As far as positioning is concerned, Dwek believes that the rotation to economically sensitive stocks will resume in the next few months.
“We try to think in terms of cyclicals and defensives rather than purely growth and value,” says Dwek. “There’s a lot of potential for catch up for cyclical sectors that will benefit from the reopening trade.” While not recommended by Dwek, the Vanguard Consumer Discretionary ETF is one example of a fund that tracks a sector with a cyclical tilt.
Dwek is particularly interested in “mega-trends that are going to be long-term secular winners” such as tech, healthcare, and ESG investments.
She also believes that office space and commercial real estate won’t be “as much of a loser” as people thought they’d be. A year ago many people thought we’d never return to offices, but “now we’re thinking please let us go back to the office. We’re not going to move away as much from offices as we would’ve thought a year ago.”
Schweitzer is also bullish overall. She says strong earnings for corporations should aid their credit spreads, and she is slightly overweight corporate credit.
In addition, Schweitzer is overweight some corporate bonds, notably banks and insurance companies with higher rates.
Outside of the US, Schweitzer’s team is overweight on Mexico.
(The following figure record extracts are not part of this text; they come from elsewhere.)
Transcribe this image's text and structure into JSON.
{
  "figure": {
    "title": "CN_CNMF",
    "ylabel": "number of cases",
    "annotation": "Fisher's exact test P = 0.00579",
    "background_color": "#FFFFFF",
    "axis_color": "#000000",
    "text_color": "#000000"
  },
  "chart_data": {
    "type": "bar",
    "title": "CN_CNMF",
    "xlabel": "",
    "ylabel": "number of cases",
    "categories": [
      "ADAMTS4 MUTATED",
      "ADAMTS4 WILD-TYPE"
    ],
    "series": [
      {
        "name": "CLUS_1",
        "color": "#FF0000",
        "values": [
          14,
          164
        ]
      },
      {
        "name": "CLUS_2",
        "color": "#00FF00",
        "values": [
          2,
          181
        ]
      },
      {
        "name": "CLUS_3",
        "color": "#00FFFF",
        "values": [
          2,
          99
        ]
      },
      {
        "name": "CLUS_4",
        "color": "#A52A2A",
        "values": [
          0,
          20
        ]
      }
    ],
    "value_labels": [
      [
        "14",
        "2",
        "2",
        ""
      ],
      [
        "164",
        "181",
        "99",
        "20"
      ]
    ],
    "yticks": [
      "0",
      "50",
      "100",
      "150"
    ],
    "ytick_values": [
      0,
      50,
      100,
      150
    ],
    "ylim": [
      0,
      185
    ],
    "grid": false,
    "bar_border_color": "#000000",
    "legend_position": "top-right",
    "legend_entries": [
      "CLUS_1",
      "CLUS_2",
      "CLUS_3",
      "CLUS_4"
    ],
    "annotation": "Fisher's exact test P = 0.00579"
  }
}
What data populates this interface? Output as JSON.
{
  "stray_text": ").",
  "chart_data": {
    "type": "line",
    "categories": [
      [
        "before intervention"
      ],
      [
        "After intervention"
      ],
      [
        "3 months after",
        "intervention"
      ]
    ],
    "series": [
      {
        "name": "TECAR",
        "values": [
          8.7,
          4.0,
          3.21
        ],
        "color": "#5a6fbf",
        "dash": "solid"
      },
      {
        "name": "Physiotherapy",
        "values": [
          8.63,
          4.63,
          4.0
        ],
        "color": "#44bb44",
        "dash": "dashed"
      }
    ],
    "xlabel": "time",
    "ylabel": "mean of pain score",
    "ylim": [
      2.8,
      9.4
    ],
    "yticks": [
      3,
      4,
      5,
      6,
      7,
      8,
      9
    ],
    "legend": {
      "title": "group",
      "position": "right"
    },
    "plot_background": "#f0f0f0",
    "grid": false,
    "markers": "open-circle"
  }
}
She believes that as supply chains around the world are revamped and relocated, and as the US’ rivalry with China picks up, Mexico is an obvious choice to benefit from these trends. The iShares MSCI Mexico ETF tracks a broad range of the country’s stocks.
Schweitzer also expects the dollar to be under pressure later this year, which is why she favors non-US currencies. “We like non-dollar FX positions not tied to global growth,” Schweitzer says, warning that other countries haven’t recovered as quickly as the US has. “We need confirmation that the rest of the world’s growth is going to catch up to the US.”
“As far as investment opportunities for the rest of the world outside of the US,” says Schweitzer, “if they catch up, there’s some great opportunities.”